Full Episode Summary

Welcome to 1974--a year so chocked full of golden nuggets we had to bring you a Volume 2....Who can turn the world on with her Smile? Mary Tyler Moore showed us that a cute, single TV news producer with impeccable fashion sense sure could. Meanwhile dreamy Burt Reynolds turned the world on with his mustache and Mikhail Baryshnikov turned his back on the Soviet Union as he plied to freedom by way of defection to Canada.

And while you were turning round and round on your brand new Sit N Spin, Curly McNeal, Meadowlark Lemon and the rest of the Harlem Globetotters spun red white and blue balls round and round on their fingertips.

Speaking of balls, Sonny Chiba took on the mean streets proving that he really had some while Hank Aaron proved he sure could hit one when he broke Babe Ruth's home-run record!

You're nothing to me now...not a brother not a friend....

Of course we wouldn't dare give you a second installment of I Love 1974 without including the second installment of the Godfather Trilogy. In this movie the ever ruthless Michael Corlione officially sells his soul when he has his brother Fredo off'd...hey its just business.

Charleton Heston is the hero of day when the city of Los Angles is left in ruins in Earthquake...this blockbuster left audiences shaking in their seats...literally thanks to the new technology of sense around effects.

In 1974 we could all thank German esophagus Dr. Heimlich for the introduction of his very useful anti-choking maneuver--saving the lives of countless Americans who eat too fast.

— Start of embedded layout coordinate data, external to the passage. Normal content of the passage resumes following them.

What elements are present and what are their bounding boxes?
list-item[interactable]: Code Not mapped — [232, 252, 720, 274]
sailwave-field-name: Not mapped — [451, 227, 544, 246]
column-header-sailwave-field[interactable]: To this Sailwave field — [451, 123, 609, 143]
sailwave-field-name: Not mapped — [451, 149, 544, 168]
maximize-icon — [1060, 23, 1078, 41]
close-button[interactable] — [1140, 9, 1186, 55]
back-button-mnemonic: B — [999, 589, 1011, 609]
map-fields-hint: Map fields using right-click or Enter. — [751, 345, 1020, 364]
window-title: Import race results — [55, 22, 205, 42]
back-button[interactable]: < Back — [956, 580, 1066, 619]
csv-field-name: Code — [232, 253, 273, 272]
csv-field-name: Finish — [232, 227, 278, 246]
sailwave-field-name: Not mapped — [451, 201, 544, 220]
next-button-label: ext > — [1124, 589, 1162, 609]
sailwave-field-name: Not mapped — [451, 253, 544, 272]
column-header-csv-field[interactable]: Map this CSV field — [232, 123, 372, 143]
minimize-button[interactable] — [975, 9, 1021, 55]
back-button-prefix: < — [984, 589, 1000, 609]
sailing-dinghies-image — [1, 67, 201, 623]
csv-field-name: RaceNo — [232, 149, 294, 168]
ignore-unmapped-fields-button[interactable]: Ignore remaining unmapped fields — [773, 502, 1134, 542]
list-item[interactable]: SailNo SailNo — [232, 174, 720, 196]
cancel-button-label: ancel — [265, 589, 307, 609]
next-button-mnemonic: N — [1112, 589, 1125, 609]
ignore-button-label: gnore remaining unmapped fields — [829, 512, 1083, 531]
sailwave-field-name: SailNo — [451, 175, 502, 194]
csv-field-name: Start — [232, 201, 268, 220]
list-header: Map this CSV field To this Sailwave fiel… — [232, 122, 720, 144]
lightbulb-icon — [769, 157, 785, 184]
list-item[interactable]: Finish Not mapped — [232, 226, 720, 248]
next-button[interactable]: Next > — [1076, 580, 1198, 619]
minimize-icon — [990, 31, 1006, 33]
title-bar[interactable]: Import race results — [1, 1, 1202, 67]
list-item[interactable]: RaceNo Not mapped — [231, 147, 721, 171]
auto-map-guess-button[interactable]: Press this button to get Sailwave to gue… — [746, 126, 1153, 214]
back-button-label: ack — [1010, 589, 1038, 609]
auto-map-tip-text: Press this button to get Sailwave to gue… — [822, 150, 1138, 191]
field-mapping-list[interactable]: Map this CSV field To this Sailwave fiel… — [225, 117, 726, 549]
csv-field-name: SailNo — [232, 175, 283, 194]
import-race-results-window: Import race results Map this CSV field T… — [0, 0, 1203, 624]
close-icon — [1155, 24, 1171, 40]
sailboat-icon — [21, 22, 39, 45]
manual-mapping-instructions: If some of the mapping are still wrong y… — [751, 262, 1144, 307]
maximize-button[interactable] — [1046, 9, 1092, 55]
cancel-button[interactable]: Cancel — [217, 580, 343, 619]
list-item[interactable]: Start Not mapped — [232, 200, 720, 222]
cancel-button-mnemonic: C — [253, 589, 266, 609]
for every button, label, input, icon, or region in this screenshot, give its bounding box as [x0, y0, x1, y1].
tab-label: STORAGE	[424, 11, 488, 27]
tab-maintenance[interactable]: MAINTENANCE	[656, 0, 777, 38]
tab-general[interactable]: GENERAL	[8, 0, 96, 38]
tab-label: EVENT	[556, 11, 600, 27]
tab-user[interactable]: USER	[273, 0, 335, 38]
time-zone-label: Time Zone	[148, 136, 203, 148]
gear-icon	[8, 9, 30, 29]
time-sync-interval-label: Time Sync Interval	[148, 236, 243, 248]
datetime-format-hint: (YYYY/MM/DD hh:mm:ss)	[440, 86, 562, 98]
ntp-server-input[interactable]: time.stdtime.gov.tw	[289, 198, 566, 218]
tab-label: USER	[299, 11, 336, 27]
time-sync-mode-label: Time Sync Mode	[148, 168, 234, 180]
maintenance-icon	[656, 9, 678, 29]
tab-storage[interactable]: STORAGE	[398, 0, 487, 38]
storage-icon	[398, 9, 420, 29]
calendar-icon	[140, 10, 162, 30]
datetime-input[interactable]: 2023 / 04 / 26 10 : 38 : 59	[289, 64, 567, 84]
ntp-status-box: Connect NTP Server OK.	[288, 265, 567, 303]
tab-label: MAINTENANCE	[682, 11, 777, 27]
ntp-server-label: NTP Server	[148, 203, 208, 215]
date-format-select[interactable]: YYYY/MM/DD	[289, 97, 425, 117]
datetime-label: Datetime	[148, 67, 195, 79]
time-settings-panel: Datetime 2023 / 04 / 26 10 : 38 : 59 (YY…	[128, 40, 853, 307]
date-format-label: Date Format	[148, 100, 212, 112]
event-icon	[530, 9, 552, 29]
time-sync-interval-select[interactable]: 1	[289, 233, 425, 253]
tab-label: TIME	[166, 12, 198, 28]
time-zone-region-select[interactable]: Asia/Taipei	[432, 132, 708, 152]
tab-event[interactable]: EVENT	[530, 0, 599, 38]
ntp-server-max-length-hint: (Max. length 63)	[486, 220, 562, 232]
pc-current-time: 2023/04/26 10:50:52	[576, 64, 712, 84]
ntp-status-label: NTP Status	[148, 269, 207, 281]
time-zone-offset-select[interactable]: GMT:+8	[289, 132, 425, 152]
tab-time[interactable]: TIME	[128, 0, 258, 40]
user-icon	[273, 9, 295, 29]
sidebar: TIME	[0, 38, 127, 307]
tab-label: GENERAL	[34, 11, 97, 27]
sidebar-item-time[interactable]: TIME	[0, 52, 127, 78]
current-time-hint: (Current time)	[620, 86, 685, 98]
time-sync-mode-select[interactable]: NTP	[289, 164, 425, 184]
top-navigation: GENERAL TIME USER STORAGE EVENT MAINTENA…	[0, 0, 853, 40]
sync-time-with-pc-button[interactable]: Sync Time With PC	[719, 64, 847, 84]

It seemed like Americans weren't just eating to fast, they were driving to fast. Perhaps that's why the US Government installed a nationwide speed limit of 55 MPH. The Man can be so oppressive! Just ask Chico.....

Lookin Good...

When you're done thanking the Germans for the Heimleich, you may wanna send some thanks to 1974, they brought us gift of the String Bikini! What could be better than a string bikini? How about a rhinestone-studded string bikini? 1974 gave us the opportunity to create one with the invention of the ever-so-useful Bedazzler.

So bust out your Bedazzler, crank up ELO and Lind Ronstadt, fluff up your chest hair and hop aboard the Midnight Train To Georgia, cause 1974's gonna be one groovy ride....again!